Elias on Orioles' 1st-round draft pick, pitching, underslotting; Minor league injury update - BaltimoreBaseball.com
2021 MLB Draft

Elias on Orioles’ 1st-round draft pick, pitching, underslotting; Minor league injury update

BALTIMORE—Orioles executive vice president/general manager Mike Elias is narrowing his list of candidates for the team’s first pick in the Major League Baseball draft, which begins Sunday. The Orioles have the fifth pick.

“We’re getting close,” Elias said. “I don’t know what’s going to happen ahead of us. I imagine I could take a guess, but you just never know. I think we came into this with 12 players under serious discussion. We’ve definitely narrowed that down. It’s sort of a tradition, and the way these things go that you don’t really decide until you pick.”

The Orioles picked first in 2019, Elias’ first year, and second in 2020.

“It’s a huge opportunity,” Elias said. “It’s a high-stakes game. We look historically at the picks. The way baseball works, you don’t often do very well. If you do get the right one, it could be aircraft carrier for your franchise for six, seven, 10 years.

“It’s not easy to do. The odds are against you. The possibility is there.”

The Orioles have not selected a pitcher before the fifth round in Elias’ first two drafts. In the previous three drafts, the Orioles drafted Cody Sedlock, DL Hall and Grayson Rodriguez with the first pick.

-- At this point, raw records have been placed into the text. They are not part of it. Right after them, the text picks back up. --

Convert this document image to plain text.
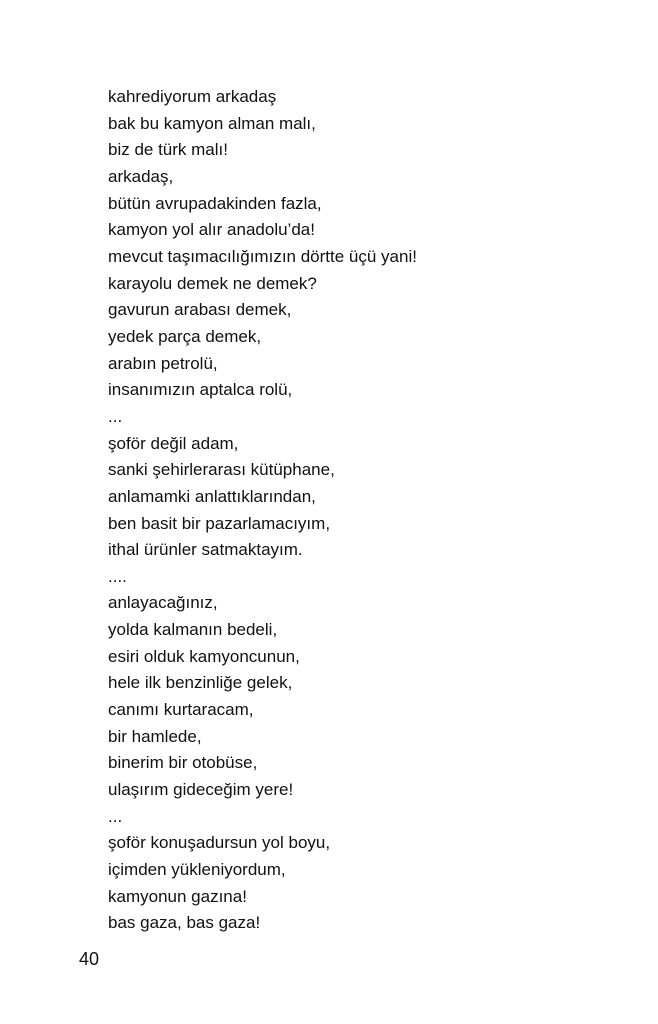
kahrediyorum arkadaş
bak bu kamyon alman malı,
biz de türk malı!
arkadaş,
bütün avrupadakinden fazla,
kamyon yol alır anadolu’da!
mevcut taşımacılığımızın dörtte üçü yani!
karayolu demek ne demek?
gavurun arabası demek,
yedek parça demek,
arabın petrolü,
insanımızın aptalca rolü,
...
şoför değil adam,
sanki şehirlerarası kütüphane,
anlamamki anlattıklarından,
ben basit bir pazarlamacıyım,
ithal ürünler satmaktayım.
....
anlayacağınız,
yolda kalmanın bedeli,
esiri olduk kamyoncunun,
hele ilk benzinliğe gelek,
canımı kurtaracam,
bir hamlede,
binerim bir otobüse,
ulaşırım gideceğim yere!
...
şoför konuşadursun yol boyu,
içimden yükleniyordum,
kamyonun gazına!
bas gaza, bas gaza!
40
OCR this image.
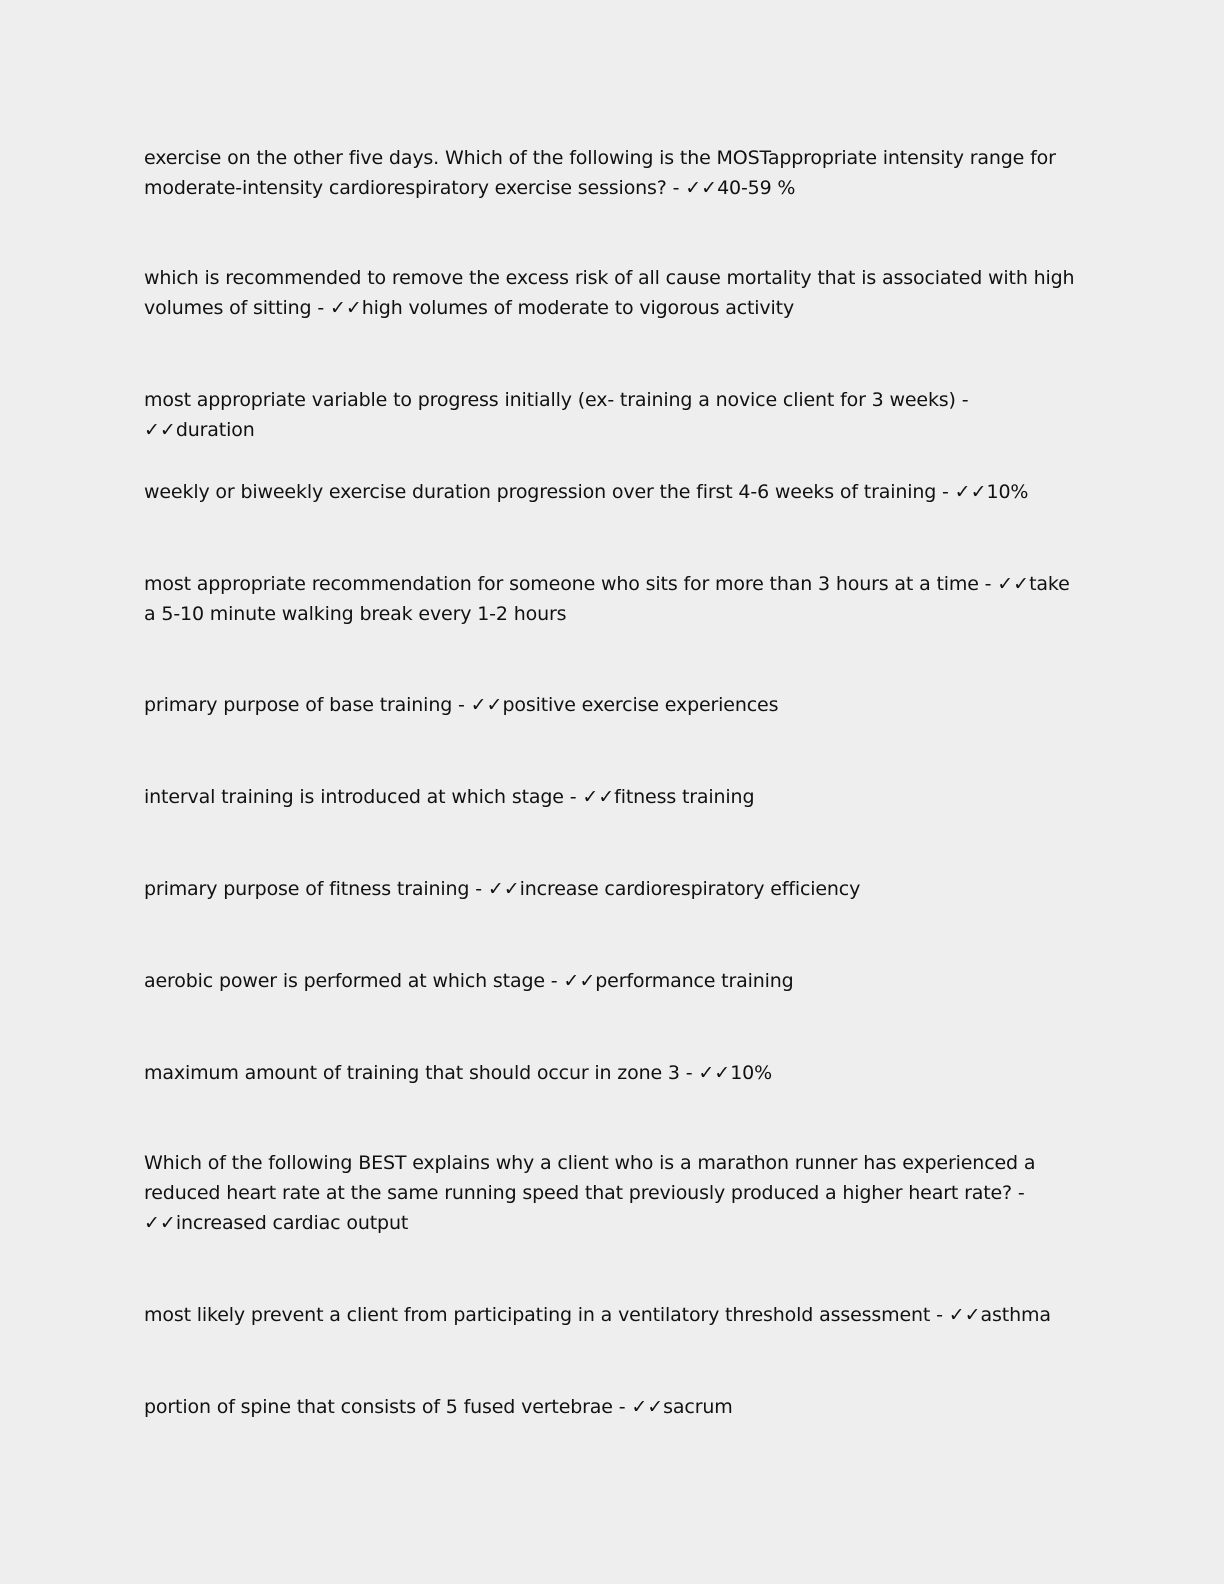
exercise on the other five days. Which of the following is the MOSTappropriate intensity range for moderate-intensity cardiorespiratory exercise sessions? - ✓✓40-59 %

which is recommended to remove the excess risk of all cause mortality that is associated with high volumes of sitting - ✓✓high volumes of moderate to vigorous activity

most appropriate variable to progress initially (ex- training a novice client for 3 weeks) - ✓✓duration

weekly or biweekly exercise duration progression over the first 4-6 weeks of training - ✓✓10%

most appropriate recommendation for someone who sits for more than 3 hours at a time - ✓✓take a 5-10 minute walking break every 1-2 hours

primary purpose of base training - ✓✓positive exercise experiences

interval training is introduced at which stage - ✓✓fitness training

primary purpose of fitness training - ✓✓increase cardiorespiratory efficiency

aerobic power is performed at which stage - ✓✓performance training

maximum amount of training that should occur in zone 3 - ✓✓10%

Which of the following BEST explains why a client who is a marathon runner has experienced a reduced heart rate at the same running speed that previously produced a higher heart rate? - ✓✓increased cardiac output

most likely prevent a client from participating in a ventilatory threshold assessment - ✓✓asthma

portion of spine that consists of 5 fused vertebrae - ✓✓sacrum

“We definitely have candidates for five this year that are pitchers in our narrowed down group,” Elias said. “It doesn’t mean we’re going to take them. It doesn’t mean they’re going to be there. It’s a complicated thing. There’s a lot of injury risk along the way, It’s not easy to project from the amateur level all the way to the major league level.

“You look at the aces around the major leagues, and they tend to be early first-round picks, so you’re mindful of that. We want as much pitching as possible, I think the organization did a great job in the 2017 and 2018 drafts with first-round picks, those high school players, but they’re not here, either.

“We’ve already had some injury bumps there, and that’s just the nature of pitching. Those guys are doing really well, and that’s exciting and we’re brought in a lot of good pitchers in trades, Kyle Bradish, Kevin Smith, those kind of guys are doing well. We’re going to need as many of those kind of guys as possible just because the nature of pitching.”

Elias said the Orioles aren’t committed to taking a pitcher first just because they haven’t done it since 2018,

”We’re not going to force the amateur draft if the draft doesn’t give it to us,” he said.

Elias said that there are four high school shortstops the team is looking at, too.

“It’s a talented group,” he said. “There are pros and cons to all of them. There’s risk/reward to all of them, but any time you have four of them in the same draft class, and all should go in the top 10 picks, that’s pretty rare.”

Elias has employed underslotting in the past, paying less to top picks and more to later picks.

“You have a finite amount of money that your team is allowed to spend in the draft,” he said. “It’s not like you can put the money back in your pocket if you don’t give it all to your first pick. You give it to later picks or you underpay later picks and overpay a higher pick. You’re just trying to get the most value out of your entire draft class as possible.

“I think a big part of being successful at that is being a little cagey about what our strategy is, exactly, and keeping the agents and the industry on their toes. We have demonstrated here and in Houston that at times, pursuing that strategy and at times not. We don’t know what we’re going to do right now, but even if we did, it wouldn’t be something to talk about.

“It’s something we do when it makes sense for the pick. That may or may not be the case this year.”

Minor league injury ipdate: Bowie left-handed pitcher DL Hall’s left elbow is improving, and he’ll resume throwing in about two weeks, according to Elias. “It’s not something we want to rush along,” Elias said. Hall should be able to pitch again this season. … Baysox infielder Joey Ortiz will have surgery for a torn labrum. Elias thinks he’ll be ready for spring training. … Bowie infielder Terrin Vavra, who’s out because of back soreness, should be back by mid-August. … Delmarva infielder Anthony Servideo should be playing in rehab games next week in Sarasota and should return to the Shorebirds a week after that. … Right-hander pitcher Carter Baumler, who was the Orioles’ fifth-round draft choice last year, is recovering from Tommy John surgery and should be ready for spring training. … Infielder Richie Martin, who’s on the 60-day injured list because of a broken left wrist, began his hitting progression on Frida, and should come off the injured list at the end of this month or the beginning of August.